J’en suis réduit à des supputations quant à la cause du problème, mais je suis quasi sûr que les Ergon Grips sont responsables. Pendant mes quarante-quatre heures de vélo lors de l’HuRaCAn, la paume de mes mains s’est appuyée sur les ailettes des grips, si bien que l’extérieur de ma main gauche, parfois appelé mont de la lune, a été compressé jusqu’à devenir douloureux comme si j’y avais reçu un coup de marteau (cette douleur n’a disparu qu’au bout de trois semaines).
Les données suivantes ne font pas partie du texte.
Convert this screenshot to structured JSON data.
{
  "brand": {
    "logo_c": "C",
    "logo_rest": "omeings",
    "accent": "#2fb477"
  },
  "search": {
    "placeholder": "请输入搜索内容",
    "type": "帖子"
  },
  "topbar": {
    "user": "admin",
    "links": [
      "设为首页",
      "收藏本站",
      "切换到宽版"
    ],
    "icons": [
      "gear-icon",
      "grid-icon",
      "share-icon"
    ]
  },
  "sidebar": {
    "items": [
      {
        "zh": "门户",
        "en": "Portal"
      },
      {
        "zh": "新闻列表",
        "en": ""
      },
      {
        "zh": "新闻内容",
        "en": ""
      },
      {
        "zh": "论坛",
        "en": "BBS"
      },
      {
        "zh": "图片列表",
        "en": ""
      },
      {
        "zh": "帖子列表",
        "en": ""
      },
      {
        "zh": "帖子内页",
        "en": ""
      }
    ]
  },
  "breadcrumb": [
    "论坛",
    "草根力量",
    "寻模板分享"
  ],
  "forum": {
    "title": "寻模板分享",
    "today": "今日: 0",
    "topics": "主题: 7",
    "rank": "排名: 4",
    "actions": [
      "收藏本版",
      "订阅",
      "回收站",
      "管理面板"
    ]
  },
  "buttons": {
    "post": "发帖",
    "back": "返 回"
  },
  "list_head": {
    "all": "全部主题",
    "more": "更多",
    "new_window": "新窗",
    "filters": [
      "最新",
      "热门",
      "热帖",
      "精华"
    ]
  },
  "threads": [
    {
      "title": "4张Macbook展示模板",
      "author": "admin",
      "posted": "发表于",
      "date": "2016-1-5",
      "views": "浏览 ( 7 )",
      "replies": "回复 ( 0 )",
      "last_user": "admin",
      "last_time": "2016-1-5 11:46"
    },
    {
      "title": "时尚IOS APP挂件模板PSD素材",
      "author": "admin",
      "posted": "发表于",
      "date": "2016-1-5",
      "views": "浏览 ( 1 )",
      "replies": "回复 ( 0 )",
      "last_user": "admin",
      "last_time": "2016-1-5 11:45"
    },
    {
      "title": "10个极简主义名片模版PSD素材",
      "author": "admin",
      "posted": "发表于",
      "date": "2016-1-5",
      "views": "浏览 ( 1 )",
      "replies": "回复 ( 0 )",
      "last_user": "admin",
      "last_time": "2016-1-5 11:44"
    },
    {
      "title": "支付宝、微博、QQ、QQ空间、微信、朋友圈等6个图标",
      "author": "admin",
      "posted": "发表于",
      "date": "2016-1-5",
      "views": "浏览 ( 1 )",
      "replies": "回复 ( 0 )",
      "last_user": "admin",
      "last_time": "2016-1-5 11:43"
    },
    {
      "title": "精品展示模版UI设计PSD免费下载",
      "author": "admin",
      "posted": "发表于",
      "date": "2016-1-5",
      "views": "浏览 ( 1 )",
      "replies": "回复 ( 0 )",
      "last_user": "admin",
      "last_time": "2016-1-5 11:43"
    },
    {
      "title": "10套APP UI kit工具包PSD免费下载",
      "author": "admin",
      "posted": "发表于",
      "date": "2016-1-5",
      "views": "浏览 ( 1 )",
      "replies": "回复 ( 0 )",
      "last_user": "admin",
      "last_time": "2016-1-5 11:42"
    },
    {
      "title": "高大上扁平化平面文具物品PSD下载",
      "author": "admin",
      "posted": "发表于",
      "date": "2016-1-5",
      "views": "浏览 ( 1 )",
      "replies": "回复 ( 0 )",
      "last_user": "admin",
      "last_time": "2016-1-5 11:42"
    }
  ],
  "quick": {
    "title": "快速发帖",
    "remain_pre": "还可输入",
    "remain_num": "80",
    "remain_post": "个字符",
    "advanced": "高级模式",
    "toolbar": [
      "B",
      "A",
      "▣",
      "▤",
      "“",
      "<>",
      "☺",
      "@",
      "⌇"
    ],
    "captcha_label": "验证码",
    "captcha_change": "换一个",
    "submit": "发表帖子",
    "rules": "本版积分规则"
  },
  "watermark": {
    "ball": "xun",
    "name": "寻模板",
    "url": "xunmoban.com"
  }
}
Je suppose que j’ai compressé le nerf ulnaire.
Pourquoi ma main gauche ? Il est vrai que j’ai l’épaule gauche plus fragile. En gravel, c’est toujours elle qui me fait mal quand je rencontre trop de pierres. Je suppose qu’elle appuie davantage sur le guidon que la droite, et, de fait, ma main gauche davantage sur le grip, donc mont mon de la lune gauche a souffert davantage que le droit. J’imagine qu’avec des grips moins « ergonomiques », je n’en serais pas là. Encore des supputations.
J’ai un jugement plus mitigé sur les barres latérales des GP3. Elles me paraissaient une solution plus légère que les barres de triathlètes, pour moi difficiles à accepter sur un VTT. Chaque fois que j’ai pris en main ces barres latérales, je me suis senti mieux, mais pour un bref instant seulement. De par leur position excentrée, elles ne me mettaient pas dans une position aérodynamique compatible avec les lignes droites. J’avais l’impression de prendre le volant d’un tracteur. Bref, les GP3 auront été un fiasco complet dans la perspective d’une épreuve d’endurance.
Je ne dois pas être assez échaudé par ces mésaventures. En vue d’une seconde HuRaCan, j’ai choisi encore une fois des grips ergonomiques, mais moins extravagants, les 711 de SQ-Lab, doublés de petites barres indépendantes positionnées entre les grips et les manettes de frein. Quand je les saisis, c’est comme si je saisissais les cocottes d’un vélo de course. De fait, dès que je ne suis pas sur un terrain technique, mes mains s’y posent naturellement. J’ai ainsi à ma disposition deux positions confortables, les grips et les cocottes, que d’ailleurs je peux saisir de multiples façons. Reste à tester cette nouvelle configuration sur de longues distances. Pour le moment, elle a l’avantage de ne pas entraver la guérison progressive bien que lente de ma main gauche.